Both on this song and on When The Working Day Is Done, the emotional centre of gravity is one and the same – and it often lies with the challenges faced by the characters about whom Hannon chooses to sing. Recalling the hypnotic orchestral grandeur of The Divine Comedy’s 1994 album Promenade, the latter song alchemises the commute home into an existential crie de coeur. “I’m lucky in so many ways,” says Neil, “I don’t have to sit on a crammed tube train twice a day, but I’ve done it enough to understand why people have disengage when descending that crowded escalator. Even as a kid, when I watched The Fall & Rise of Reginald Perrin, I wondered how you manage that.”

Of course, it wouldn’t be a Divine Comedy album if, among the moments of tender disclosure, there wasn’t also a scattering of outright whimsy. Synthesiser Service Centre Super Summer Sale took shape in the middle of the last Divine Comedy tour, during a day off in the Italian Alps. “I had two phrases written down in my notebook,” explains Neil, “One was ‘synthesiser service centre’ and the other was ‘super summer sale’. So obviously, I joined them together and the rest took care of itself.” On the album’s other “ad break” moment, Neil imagines what Philip Glass and Steve Reich might come up with if tasked with the job of creating a theme tune for a sit-com called Philip & Steve’s Furniture Removal Company. In its own way, this song is one of the most remarkable pieces of music bearing The Divine Comedy imprint, spidering out from a simple voice memo into a stirring climax, blown into the blue by a full-pelt choral finale.

A process that began with a non-specific feeling about the nature of modern life ended late in 2018 when Neil Hannon looked at the songs he had and realised that one song was needed to complete the emotional picture.

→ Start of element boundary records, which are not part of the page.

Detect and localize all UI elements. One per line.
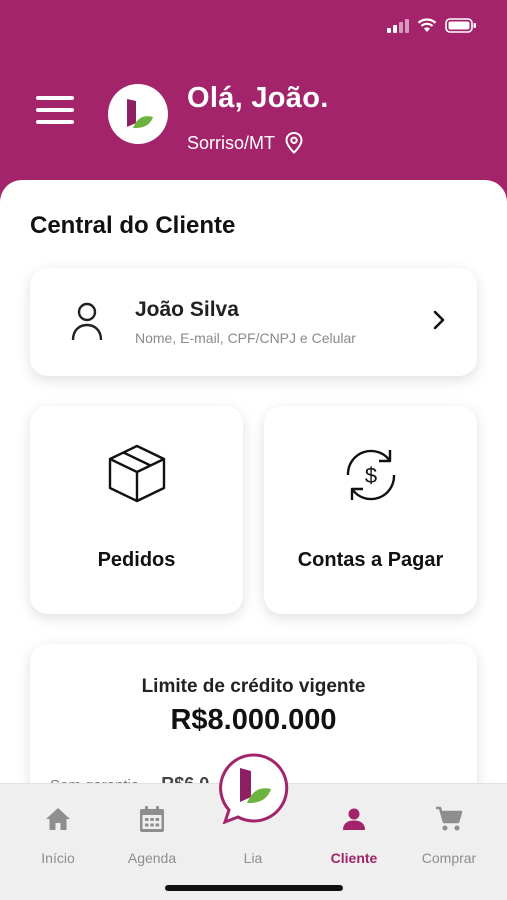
tab-agenda[interactable]: Agenda bbox=[107, 804, 197, 866]
app-header: Olá, João. Sorriso/MT bbox=[0, 60, 507, 185]
svg-text:$: $ bbox=[364, 463, 376, 488]
location-pin-icon bbox=[285, 132, 303, 154]
bottom-tab-bar: Início Agenda Lia Cliente Comprar bbox=[0, 753, 507, 900]
person-icon bbox=[343, 808, 365, 830]
location-text: Sorriso/MT bbox=[187, 132, 276, 153]
greeting-text: Olá, João. bbox=[187, 82, 329, 114]
credit-limit-label: Limite de crédito vigente bbox=[141, 676, 366, 697]
home-indicator[interactable] bbox=[165, 885, 343, 891]
cart-icon bbox=[436, 806, 463, 831]
orders-label: Pedidos bbox=[97, 549, 176, 571]
lia-assistant-button[interactable] bbox=[218, 752, 290, 824]
signal-icon bbox=[387, 18, 409, 33]
menu-line bbox=[36, 108, 74, 112]
menu-line bbox=[36, 120, 74, 124]
orders-tile[interactable]: Pedidos bbox=[30, 406, 243, 614]
avatar[interactable] bbox=[108, 84, 168, 144]
calendar-icon bbox=[140, 806, 164, 832]
location[interactable]: Sorriso/MT bbox=[187, 132, 303, 154]
box-icon bbox=[108, 444, 165, 503]
home-icon bbox=[46, 808, 70, 830]
tab-cliente[interactable]: Cliente bbox=[309, 804, 399, 866]
profile-subtitle: Nome, E-mail, CPF/CNPJ e Celular bbox=[135, 330, 356, 346]
tab-comprar[interactable]: Comprar bbox=[404, 804, 494, 866]
currency-exchange-icon: $ bbox=[346, 449, 395, 501]
tab-label: Cliente bbox=[330, 850, 378, 866]
chevron-right-icon bbox=[433, 310, 445, 330]
profile-card[interactable]: João Silva Nome, E-mail, CPF/CNPJ e Celu… bbox=[30, 268, 477, 376]
person-outline-icon bbox=[71, 302, 103, 341]
bills-label: Contas a Pagar bbox=[297, 549, 444, 571]
status-bar bbox=[0, 0, 507, 60]
hamburger-menu-button[interactable] bbox=[36, 96, 74, 124]
battery-icon bbox=[445, 18, 476, 33]
tab-inicio[interactable]: Início bbox=[13, 804, 103, 866]
credit-limit-value: R$8.000.000 bbox=[170, 704, 337, 736]
tab-label: Agenda bbox=[127, 850, 177, 866]
tab-label: Comprar bbox=[421, 850, 477, 866]
status-icons bbox=[387, 18, 477, 33]
page-title: Central do Cliente bbox=[30, 212, 236, 239]
profile-name: João Silva bbox=[135, 298, 239, 321]
tab-label: Início bbox=[41, 850, 75, 866]
wifi-icon bbox=[417, 18, 437, 32]
lia-logo-icon bbox=[127, 99, 153, 129]
menu-line bbox=[36, 96, 74, 100]
bills-tile[interactable]: $ Contas a Pagar bbox=[264, 406, 477, 614]
tab-label: Lia bbox=[243, 850, 263, 866]
lia-logo-icon bbox=[240, 768, 251, 802]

Once again, eschewing the traditional instrumentation of previous Divine Comedy albums, he drew on fossilised fragments of “failed love affairs” to write A Feather In Your Cap – a bruised farewell to a former paramour whose DNA suggests more than a few turntable miles in the company of Behaviour-era Pet Shop Boys. “It was recorded the day after I submitted the finished album to my manager,” recalls Neil, “But, of course, the good thing about being signed to your own label is that you can do that sort of thing.”

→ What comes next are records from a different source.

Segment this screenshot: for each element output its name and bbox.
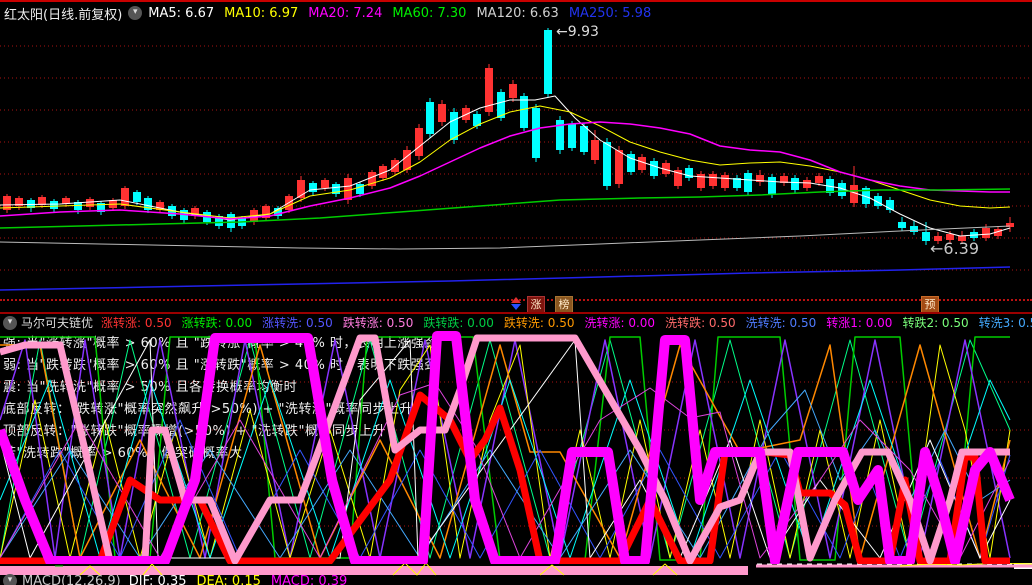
up-down-arrows-icon[interactable] [511, 297, 523, 311]
readout-item: MA120: 6.63 [476, 5, 559, 21]
readout-item: 洗转洗: 0.50 [745, 316, 817, 330]
markov-indicator-chart[interactable] [0, 330, 1032, 564]
readout-item: 涨转洗: 0.50 [262, 316, 333, 330]
readout-item: 洗转涨: 0.00 [584, 316, 656, 330]
readout-item: 转洗3: 0.50 [978, 316, 1032, 330]
trading-app-window: 红太阳(日线.前复权) ▾ MA5: 6.67 MA10: 6.97 MA20: 7… [0, 0, 1032, 585]
board-badge[interactable]: 榜 [555, 296, 573, 313]
svg-text:←6.39: ←6.39 [930, 239, 979, 258]
readout-item: MA60: 7.30 [392, 5, 467, 21]
rise-badge[interactable]: 涨 [527, 296, 545, 313]
indicator-name[interactable]: 马尔可夫链优 [21, 314, 93, 331]
readout-item: 涨转涨: 0.50 [101, 316, 172, 330]
ma-readout-list: MA5: 6.67 MA10: 6.97 MA20: 7.24 MA60: 7.30 M… [148, 6, 661, 21]
macd-readout-list: DIF: 0.35 DEA: 0.15 MACD: 0.39 [129, 574, 358, 585]
readout-item: 洗转跌: 0.50 [665, 316, 736, 330]
readout-item: 转涨1: 0.00 [826, 316, 893, 330]
panel-separator: 涨 榜 预 [0, 296, 1032, 314]
readout-item: DIF: 0.35 [128, 574, 187, 585]
readout-item: 涨转跌: 0.00 [181, 316, 253, 330]
collapse-icon[interactable]: ▾ [3, 574, 17, 585]
readout-item: 跌转涨: 0.50 [342, 316, 414, 330]
readout-item: 跌转洗: 0.50 [503, 316, 575, 330]
readout-item: MA250: 5.98 [568, 5, 652, 21]
readout-item: MA20: 7.24 [308, 5, 383, 21]
readout-item: MA5: 6.67 [148, 5, 215, 21]
indicator-readout-list: 涨转涨: 0.50 涨转跌: 0.00 涨转洗: 0.50 跌转涨: 0.50 跌转跌:… [101, 314, 1032, 331]
readout-item: MA10: 6.97 [224, 5, 299, 21]
collapse-icon[interactable]: ▾ [3, 315, 17, 330]
readout-item: DEA: 0.15 [196, 574, 261, 585]
readout-item: 跌转跌: 0.00 [423, 316, 494, 330]
readout-item: MACD: 0.39 [270, 574, 348, 585]
chevron-down-icon[interactable]: ▾ [128, 6, 143, 20]
macd-header: ▾ MACD(12,26,9) DIF: 0.35 DEA: 0.15 MACD: … [0, 574, 1032, 585]
indicator-header: ▾ 马尔可夫链优 涨转涨: 0.50 涨转跌: 0.00 涨转洗: 0.50 跌转涨:… [0, 314, 1032, 331]
svg-text:←9.93: ←9.93 [556, 24, 599, 40]
title-bar: 红太阳(日线.前复权) ▾ MA5: 6.67 MA10: 6.97 MA20: 7… [0, 0, 1032, 24]
stock-title[interactable]: 红太阳(日线.前复权) [4, 4, 122, 23]
macd-name[interactable]: MACD(12,26,9) [22, 574, 121, 585]
forecast-badge[interactable]: 预 [921, 296, 939, 313]
readout-item: 转跌2: 0.50 [902, 316, 969, 330]
candlestick-chart[interactable]: ←9.93 ←6.39 [0, 22, 1032, 296]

Now on the verge of completing his third full decade as a recording artist, Neil says he has resigned himself to the fact that he’ll “probably always feel like a competition winner doing this for a living.” Talking about the period in the mid-90s that saw The Divine Comedy’s third album Casanova briefly confer pop stardom upon him, he says he feels “it was one of those eras that accidentally let some interesting people into mainstream media.” The fame was fun, but the main thing, he adds, is “the time, goodwill and freedom it bought me.” It’s a freedom that, in recent years, Neil Hannon has been determined not to squander. Along with Office Politics, he’s been working with Graham Linehan and Arthur Matthews on their musical adaptation of Father Ted – the classic Channel 4 sitcom for which Hannon’s Songs of Love was used as the theme music. Included on the Deluxe CD and Deluxe Digital editions of Office Politics will be Swallows and Amazons – The Original Piano Demos, an album comprising Hannon’s original demos for the acclaimed musical adaptation of Arthur Ransome’s 1930 novel.

“For better or for worse,” he says, “My identity is totally intertwined with my work. In that sense, I’m like a lot of the characters I sing about on this record. But unlike those characters, I can’t think of anything else I’d rather be doing.” For those of us who have followed The Divine Comedy's story this far, it’s also hard to think of anything we’d rather he was doing.